En prélude de la Journée internationale de la lutte contre la corruption, fêtée mondialement tous les 9 décembre, nous avons rencontré, ce mercredi 6 décembre, Sékou Mohamed Sylla, secrétaire exécutif adjoint de l’Agence nationale de lutte contre la corruption (ANLC), qui nous a fait l’état des lieux de la corruption dans notre pays et parlé des préparatifs de la commémoration de la journée internationale.

Où en sommes-nous dans les préparatifs de la journée internationale de lutte contre la corruption en Guinée ?

L’ANLC, en partenariat avec les acteurs étatiques et non étatiques, a amorcé les préparatifs ; nous sommes en phase finale de l’activité, qui est principalement en trois parties : la première doit se tenir à la Maison de la presse, pour échanger un peu avec les médias autour de la loi anticorruption, la loi N° L/041 adoptée le 04 juillet 2017, promulguée le 17 août 2017 et publiée au Journal officiel de la République N° 08 d’août 2017 ; la seconde activité autour également de la loi, nous allons d’abord cette fois-ci élargir aux représentants de nos antennes régionales, l’ANC dispose de sept antennes régionales, et chacune sera représentée pour cet atelier, et un début de vulgarisation qui dorénavant va gérer le processus légal et institutionnel de lutte contre la corruption en République de Guinée ; et ensuite la troisième activité, le 9, en collaboration avec la cellule de communication du gouvernement qui a déjà débuté une activité radiodiffusée interactive qui est d’ailleurs en cours, soit nous faisons le marathon, ou une activité que nous sommes en train de négocier avec la Bluezone de Kaloum. J’aurais souhaité une déclaration magistrale de monsieur le Président, mais son emploi du temps chargé ne lui permet pas de le faire.

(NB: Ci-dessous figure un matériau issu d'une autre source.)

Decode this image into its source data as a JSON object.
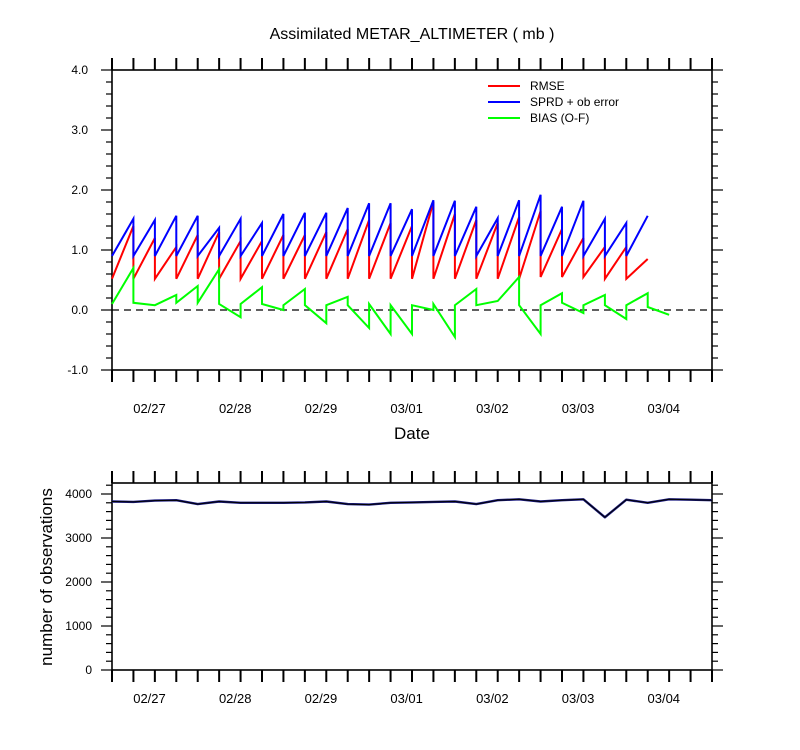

Quel est le bilan de la lutte contre la corruption en Guinée ?

L’ANLC existe depuis 2004, la dynamique qu’elle a connue est amorcée seulement par décret le 12 décembre 2012 portant organisation de la présidence la République. Le ministère du Contrôle dont relevait l’ANLC, supprimé, celle-ci a été érigée comme domaine spécialisé de la présidence de la République, directement rattachée au Président de la République. A date, sur le plan législatif, nos démarches ont abouti à l’adoption, la promulgation de la loi portant prévention et répression de la corruption. En plus, les nouveaux codes de procédure pénale et le code pénal disposent de tout un chapitre consacré aux infractions liées à la corruption et pratiques assimilées. Nous amorçons maintenant la phase de rédaction ou de validation de la stratégie nationale de lutte contre la corruption et le plan d’action, à partir duquel nous allons mobiliser les ressources avec l’Etat et les partenaires de l’Etat pour mettre en œuvre certaines actions de prévention, d’incrimination et de sanction des pratiques de corruption.

Même les médias ne sont pas épargnés, c’est dire que tout le monde est concerné

Quel est l’état des lieux de la corruption en Guinée ?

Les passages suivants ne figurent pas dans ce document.